16. Suggest an appropriate gap opening and gap extension penalty setting to use when comparing a eukaryotic cDNA and genomic DNA. [5 pts]
Since introns may be very long, you would want to use a low gap extension penalty, e.g., zero. The gap opening penalty should be relatively large so that gaps are only inserted when introns are encountered, e.g., ten (assuming matches score one).
17. In FASTA, what is the meaning of the init1 score? of the initn score? [10 pts]
In the first step of FASTA, the algorithm identifies matching ktup long words in the two sequences being compared. Words on the same diagonal are assembled into initial matching regions and rescored using a 20x20 scoring table. The init1 score is the highest scoring initial diagonal.
18. What is the meaning of the opt score? [5 pts]
In FASTA, the opt score is an optimized Smith-Waterman dynamic programming alignment score performed in the region of the init1 diagonal.
19. Is the initn score ever likely to be less than the init1 score? Why? [5 pts]
The initn score is the score achieved by combining initial diagonals into longer assemblages including some gaps. This score cannot be lower than the init1 score and should almost always be higher.
20. Why is the opt score sometimes less than the initn score? [10 pts]
The dynamic programming alignment uses different penalties and may include regions not on the initial diagonals. It can thus be lower than initn.
21. What is a lookup table? [5 pts]
In FASTA, a lookup table is an index that tells where each ktup long word is ound in each sequence.
22. How does FASTA use a lookup or "Hash" Table? [5 pts]
The lookup or hash table is used to identify initial diagonals with high frequencies of identical matches. The lookup tables for pairs of sequences are compared and local matching regions built up suing the difference between the ktup positions in the two tables to identify which ktups lie on the same diagonals.

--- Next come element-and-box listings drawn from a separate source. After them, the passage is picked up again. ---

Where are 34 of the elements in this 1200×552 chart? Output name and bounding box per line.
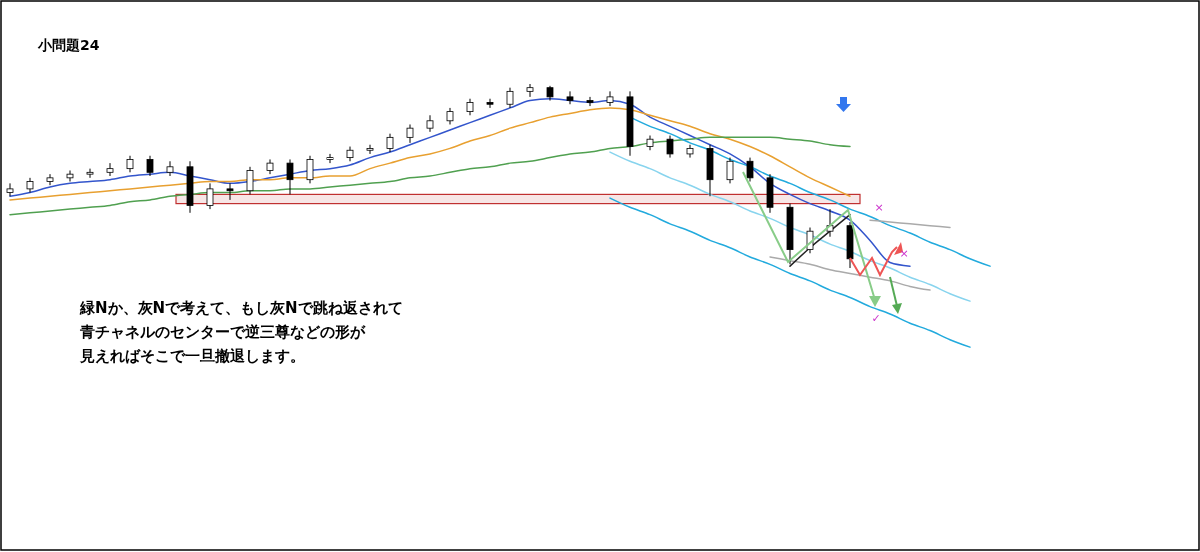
candlestick [726,157,734,184]
candlestick [206,182,214,210]
candlestick [526,83,534,98]
text: 青チャネルのセンターで逆三尊などの形が [79,323,366,341]
candlestick [46,173,54,186]
annotation: × [874,201,884,214]
candlestick [86,168,94,179]
candlestick [586,96,594,107]
candlestick [406,123,414,144]
chart-title: 小問題24 [37,37,100,53]
candlestick [246,166,254,195]
candlestick [386,133,394,153]
candlestick [746,157,754,183]
candlestick [306,155,314,184]
candlestick [486,98,494,109]
annotation: × [899,247,909,260]
candlestick [426,114,434,133]
text: ✓ [871,312,881,325]
text: 見えればそこで一旦撤退します。 [79,347,305,365]
candlestick [6,182,14,197]
candlestick [106,162,114,177]
candlestick [606,90,614,107]
candlestick [286,158,294,195]
candlestick [66,169,74,183]
candlestick [566,90,574,105]
candlestick [666,135,674,159]
candlestick [506,87,514,109]
candlestick [226,182,234,201]
text: 緑Nか、灰Nで考えて、もし灰Nで跳ね返されて [79,299,403,317]
candlestick [326,153,334,164]
candlestick [166,160,174,177]
candlestick [146,155,154,177]
candlestick [686,144,694,159]
candlestick [366,144,374,155]
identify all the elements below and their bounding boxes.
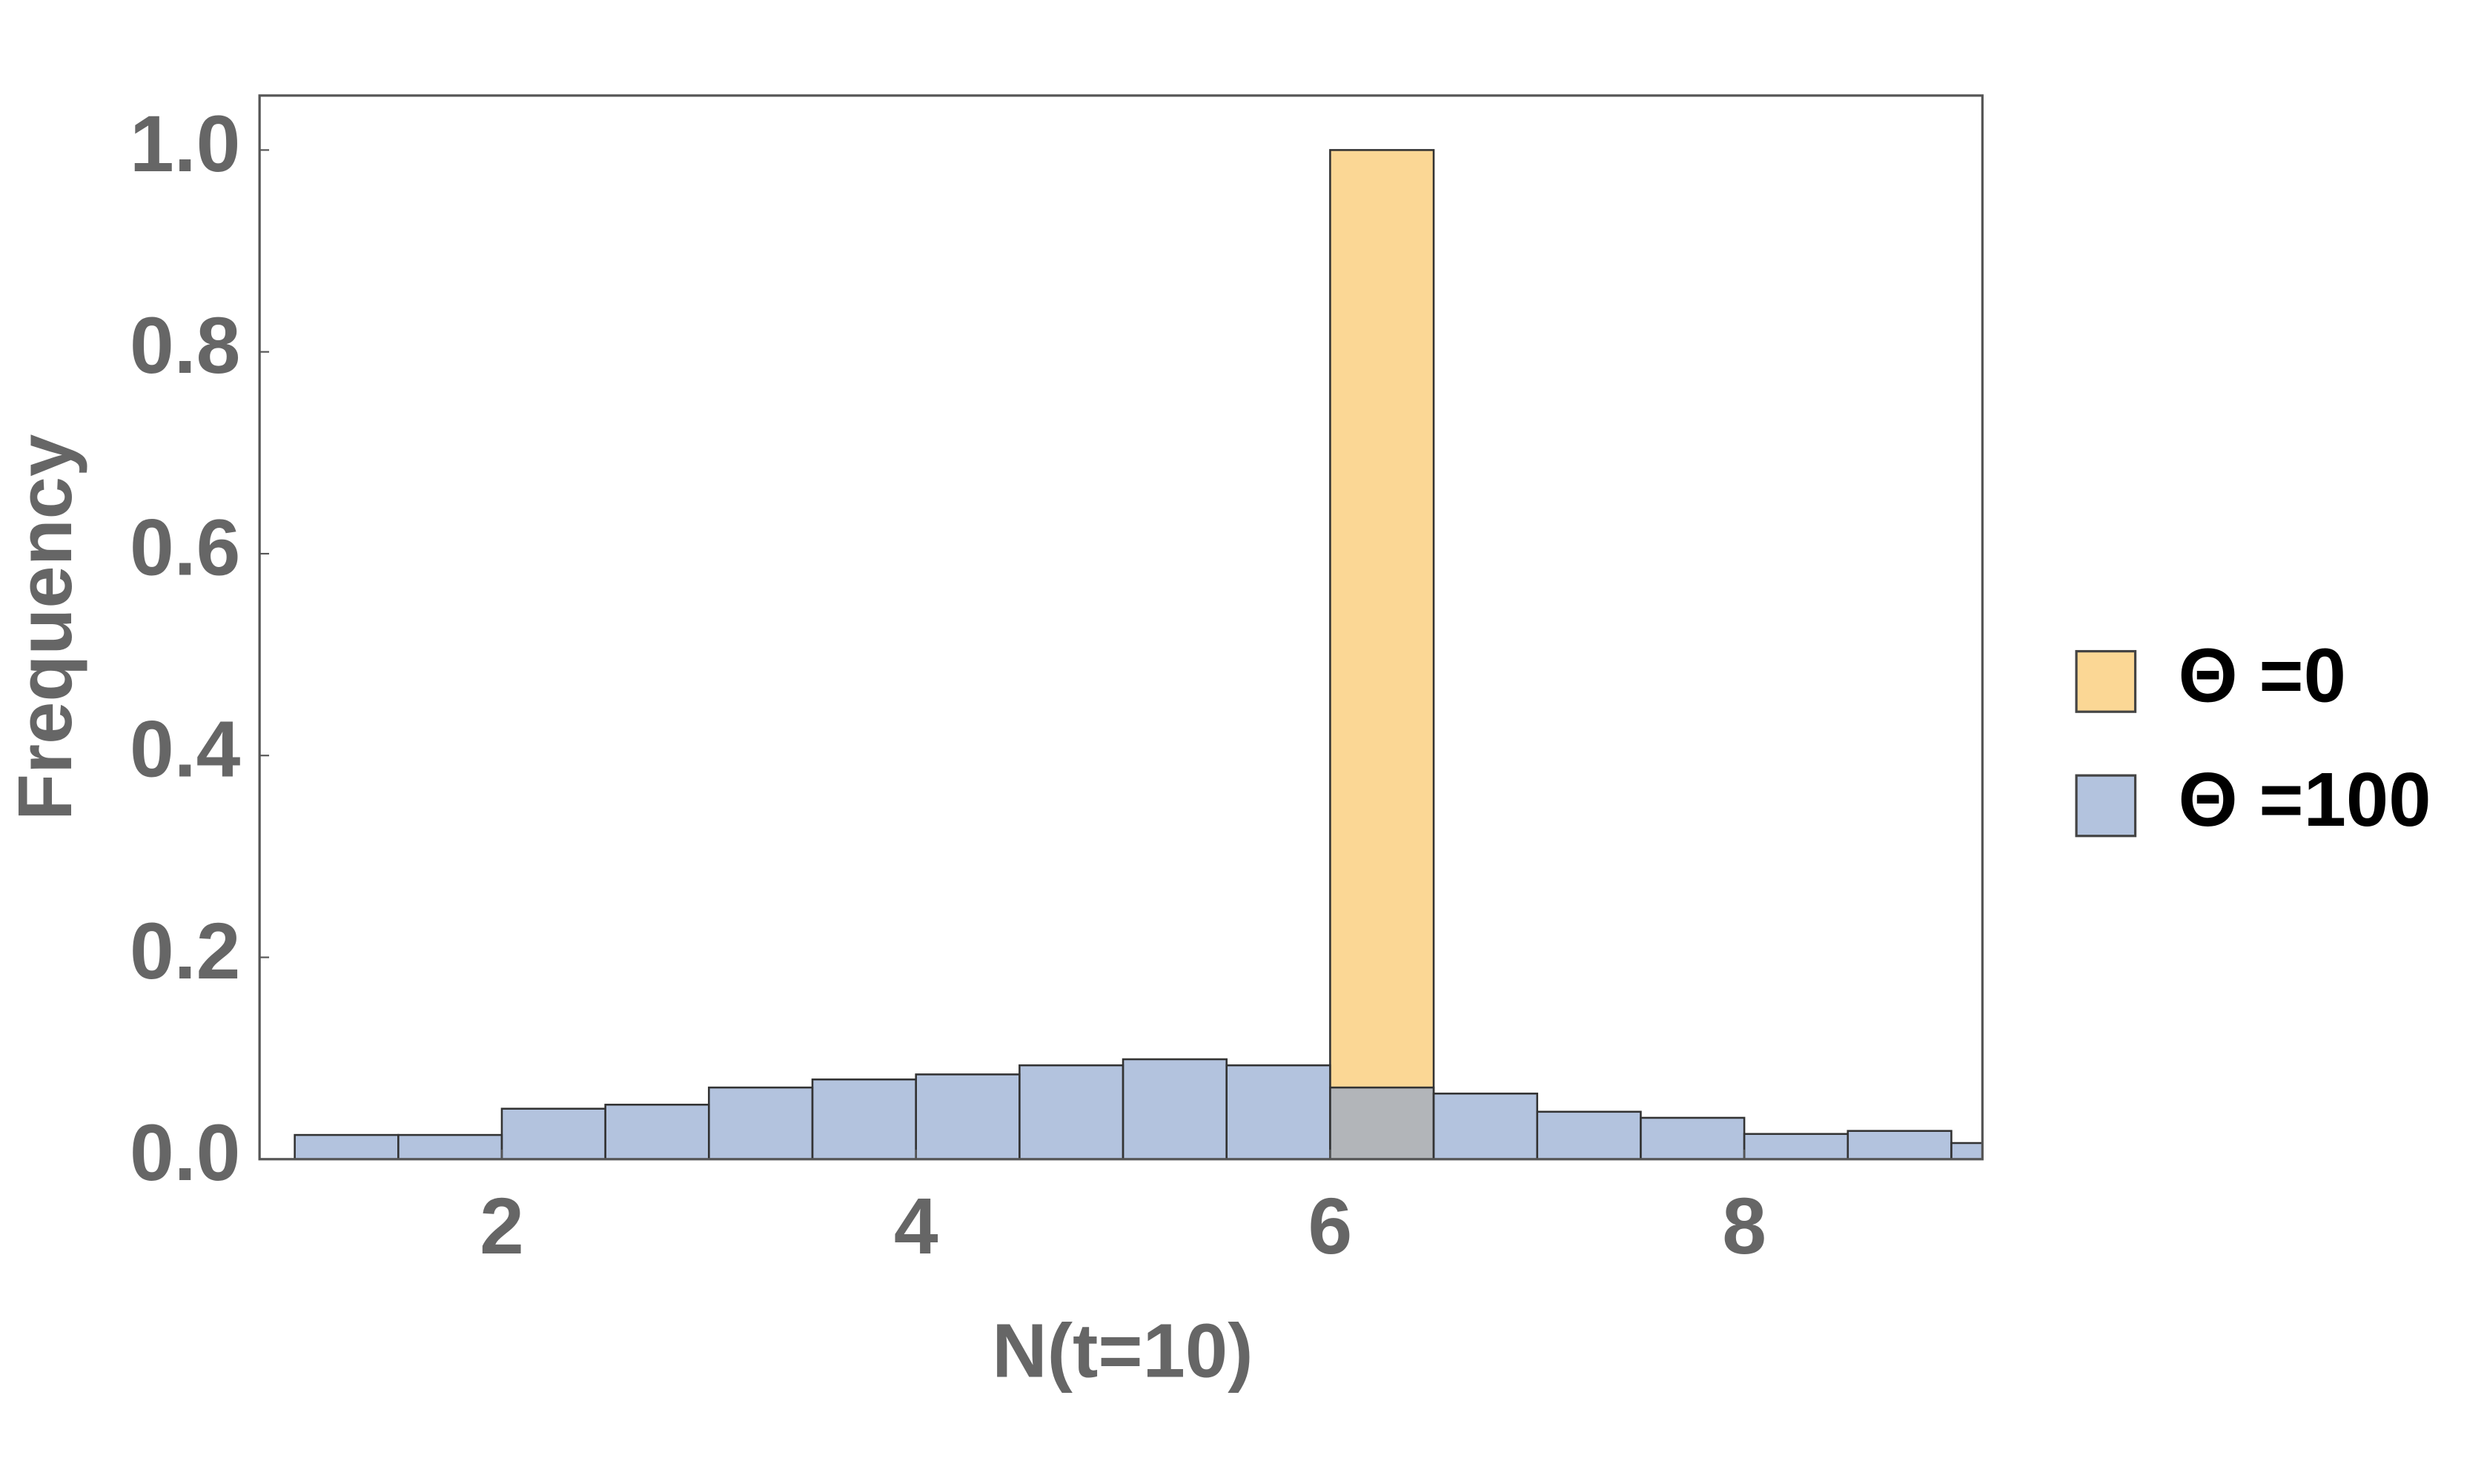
x-tick-label: 8 <box>1722 1182 1766 1271</box>
bar <box>1432 1093 1539 1159</box>
bar <box>811 1078 917 1159</box>
x-tick-label: 2 <box>480 1182 524 1271</box>
bar <box>397 1133 503 1159</box>
bar <box>1640 1116 1746 1159</box>
plot-area <box>294 149 1983 1159</box>
bar <box>1743 1133 1849 1159</box>
bar <box>604 1103 710 1159</box>
bar <box>1122 1058 1228 1159</box>
bar <box>1536 1110 1642 1159</box>
legend-label: Θ =100 <box>2179 757 2431 842</box>
y-axis-label: Frequency <box>2 434 87 821</box>
y-tick-label: 0.2 <box>130 907 240 996</box>
bar <box>708 1086 814 1159</box>
y-tick-label: 0.8 <box>130 301 240 390</box>
bar <box>500 1107 606 1159</box>
y-tick-label: 1.0 <box>130 99 240 188</box>
y-tick-label: 0.4 <box>130 705 241 794</box>
y-tick-label: 0.0 <box>130 1108 240 1197</box>
bar <box>1950 1142 1983 1159</box>
bar <box>1329 149 1435 1159</box>
legend-swatch <box>2075 649 2137 713</box>
x-tick-label: 6 <box>1308 1182 1353 1271</box>
bar <box>1847 1130 1953 1159</box>
bar <box>294 1133 400 1159</box>
legend-label: Θ =0 <box>2179 633 2346 718</box>
bar <box>1225 1064 1331 1159</box>
plot-frame <box>258 94 1984 1161</box>
y-tick-label: 0.6 <box>130 503 240 592</box>
bar <box>1019 1064 1125 1159</box>
bar <box>1329 1086 1435 1159</box>
bar <box>915 1073 1021 1159</box>
x-axis-label: N(t=10) <box>992 1308 1253 1393</box>
legend-swatch <box>2075 774 2137 838</box>
x-tick-label: 4 <box>894 1182 938 1271</box>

23. Why is a lookup table useful in FASTA? [5 pts]
The lookup table is much smaller than the sequence. Two lookup tables can therefore be compared much more quickly.
24. What is a ktup? [5 pts]
In FASTA, the ktup is the length of the substring or word used to construct the lookup table.
25. How are e-values calculated in FASTA? [5 pts]
In FASTA, e-values are calculated by an iterative fitting process in which the results of the database search are fit to an extreme-value distribution. Values very far from the expected value, i.e. those likely to be homologs, are thrown out in several cycles of iterative fitting.